# A few A6 questions...



## mattbone (Aug 11, 2009)

So I was looking at A4s but I think that I am leaning toward getting an A6 now. I was just wondering about how long they last? Would you feel comfortable buying one with 100,000 miles or more? I want to get one with no more than 80,000 miles but I'm keeping an open mind. Also open to the different engines, just has to be AWD and a car, no wagon. What coilovers go the lowest, and which ones have the best performance?


----------



## monkeytronic (Oct 5, 2009)

*Re: A few A6 questions... (mattbone)*

An A6 will last for however long you maintain it, just like every other car out there. Of course, the cost of maintenance will be a bit higher than a domestic and understandably so, but these cars are quite DIYer-friendly.
As far as performance-minded A6s go, the 2.7T and 4.2 are the two models to keep an eye out for.
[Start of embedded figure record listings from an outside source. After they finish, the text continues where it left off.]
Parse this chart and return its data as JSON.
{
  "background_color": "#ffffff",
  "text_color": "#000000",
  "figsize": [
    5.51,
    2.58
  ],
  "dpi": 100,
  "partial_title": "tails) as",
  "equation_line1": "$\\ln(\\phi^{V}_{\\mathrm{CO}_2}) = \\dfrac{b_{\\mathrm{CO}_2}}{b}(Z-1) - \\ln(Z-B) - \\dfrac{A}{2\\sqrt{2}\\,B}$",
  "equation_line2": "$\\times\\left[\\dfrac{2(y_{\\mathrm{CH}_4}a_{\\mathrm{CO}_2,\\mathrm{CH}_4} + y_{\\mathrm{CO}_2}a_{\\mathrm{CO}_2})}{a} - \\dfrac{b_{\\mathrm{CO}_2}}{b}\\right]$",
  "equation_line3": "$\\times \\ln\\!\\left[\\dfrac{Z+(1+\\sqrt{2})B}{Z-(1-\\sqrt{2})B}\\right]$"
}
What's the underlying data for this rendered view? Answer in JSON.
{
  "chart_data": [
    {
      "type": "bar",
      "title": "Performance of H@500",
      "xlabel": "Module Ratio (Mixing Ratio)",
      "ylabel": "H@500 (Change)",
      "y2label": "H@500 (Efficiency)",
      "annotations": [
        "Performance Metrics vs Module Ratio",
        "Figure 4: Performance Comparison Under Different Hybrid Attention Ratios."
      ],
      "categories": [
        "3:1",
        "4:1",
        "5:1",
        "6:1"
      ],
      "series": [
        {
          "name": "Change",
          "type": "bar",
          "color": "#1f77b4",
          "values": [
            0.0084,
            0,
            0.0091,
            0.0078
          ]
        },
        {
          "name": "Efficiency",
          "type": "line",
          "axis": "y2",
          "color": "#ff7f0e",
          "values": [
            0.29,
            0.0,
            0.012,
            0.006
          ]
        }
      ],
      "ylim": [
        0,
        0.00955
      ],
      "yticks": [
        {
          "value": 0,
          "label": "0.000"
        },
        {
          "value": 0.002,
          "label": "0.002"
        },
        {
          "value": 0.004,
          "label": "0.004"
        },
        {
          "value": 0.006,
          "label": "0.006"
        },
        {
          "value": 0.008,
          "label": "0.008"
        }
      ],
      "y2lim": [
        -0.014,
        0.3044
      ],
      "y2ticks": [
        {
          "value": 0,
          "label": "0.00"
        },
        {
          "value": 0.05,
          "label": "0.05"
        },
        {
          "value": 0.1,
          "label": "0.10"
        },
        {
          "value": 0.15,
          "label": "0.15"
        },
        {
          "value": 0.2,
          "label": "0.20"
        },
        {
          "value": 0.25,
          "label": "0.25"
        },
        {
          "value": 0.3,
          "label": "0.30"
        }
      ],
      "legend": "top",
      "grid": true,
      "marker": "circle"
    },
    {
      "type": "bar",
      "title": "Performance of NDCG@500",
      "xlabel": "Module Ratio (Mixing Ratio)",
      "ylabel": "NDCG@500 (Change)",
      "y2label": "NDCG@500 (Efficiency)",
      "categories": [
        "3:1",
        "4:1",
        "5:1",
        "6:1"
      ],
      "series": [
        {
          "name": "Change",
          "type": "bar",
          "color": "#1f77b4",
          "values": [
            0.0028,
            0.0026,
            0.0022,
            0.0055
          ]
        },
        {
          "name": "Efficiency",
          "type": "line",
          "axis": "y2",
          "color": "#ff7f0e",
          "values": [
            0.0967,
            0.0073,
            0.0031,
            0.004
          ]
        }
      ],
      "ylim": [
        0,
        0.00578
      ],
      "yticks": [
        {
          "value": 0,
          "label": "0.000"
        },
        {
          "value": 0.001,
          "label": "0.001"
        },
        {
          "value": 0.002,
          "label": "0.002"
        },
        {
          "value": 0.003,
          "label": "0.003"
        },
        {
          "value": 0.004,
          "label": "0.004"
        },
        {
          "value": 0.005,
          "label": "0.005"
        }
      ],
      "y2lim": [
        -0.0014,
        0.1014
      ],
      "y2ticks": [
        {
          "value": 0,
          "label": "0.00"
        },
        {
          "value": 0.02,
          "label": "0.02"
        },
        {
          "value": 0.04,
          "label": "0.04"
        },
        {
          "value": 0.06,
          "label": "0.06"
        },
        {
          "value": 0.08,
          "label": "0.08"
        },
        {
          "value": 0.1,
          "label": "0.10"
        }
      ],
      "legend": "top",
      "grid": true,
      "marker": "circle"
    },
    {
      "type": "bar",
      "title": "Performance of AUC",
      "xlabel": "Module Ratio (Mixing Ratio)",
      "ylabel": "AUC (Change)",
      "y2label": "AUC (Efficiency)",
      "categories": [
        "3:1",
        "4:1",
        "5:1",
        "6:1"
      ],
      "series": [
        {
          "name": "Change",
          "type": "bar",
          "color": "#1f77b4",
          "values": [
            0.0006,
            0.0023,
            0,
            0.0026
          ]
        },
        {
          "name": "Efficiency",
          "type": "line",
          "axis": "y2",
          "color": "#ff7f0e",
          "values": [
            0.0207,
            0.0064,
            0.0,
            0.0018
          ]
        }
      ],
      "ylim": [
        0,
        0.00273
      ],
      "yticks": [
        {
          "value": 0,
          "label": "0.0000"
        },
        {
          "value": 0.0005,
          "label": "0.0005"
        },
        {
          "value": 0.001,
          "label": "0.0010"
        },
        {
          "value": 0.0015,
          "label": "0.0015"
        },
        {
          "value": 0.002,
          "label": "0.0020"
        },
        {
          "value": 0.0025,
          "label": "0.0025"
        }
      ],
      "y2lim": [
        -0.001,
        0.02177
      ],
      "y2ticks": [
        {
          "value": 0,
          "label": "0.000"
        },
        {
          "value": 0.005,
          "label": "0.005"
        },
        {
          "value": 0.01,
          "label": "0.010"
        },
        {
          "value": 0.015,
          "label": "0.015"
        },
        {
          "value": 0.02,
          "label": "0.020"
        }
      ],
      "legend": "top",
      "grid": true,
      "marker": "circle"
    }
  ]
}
It goes without saying that you do need to consider that A6s are also quite large and heavy cars compared to, say, an A4.


----------



## mattbone (Aug 11, 2009)

Ya, I would plan on doing a lot of the work myself. I am not TOO worried about performance, I need to stop getting tickets and get good gas mileage anyways, not saying an A6 gets exceptionally good gas mileage, but it's not a huge concern. Low N slow works for me... well I try lol.


----------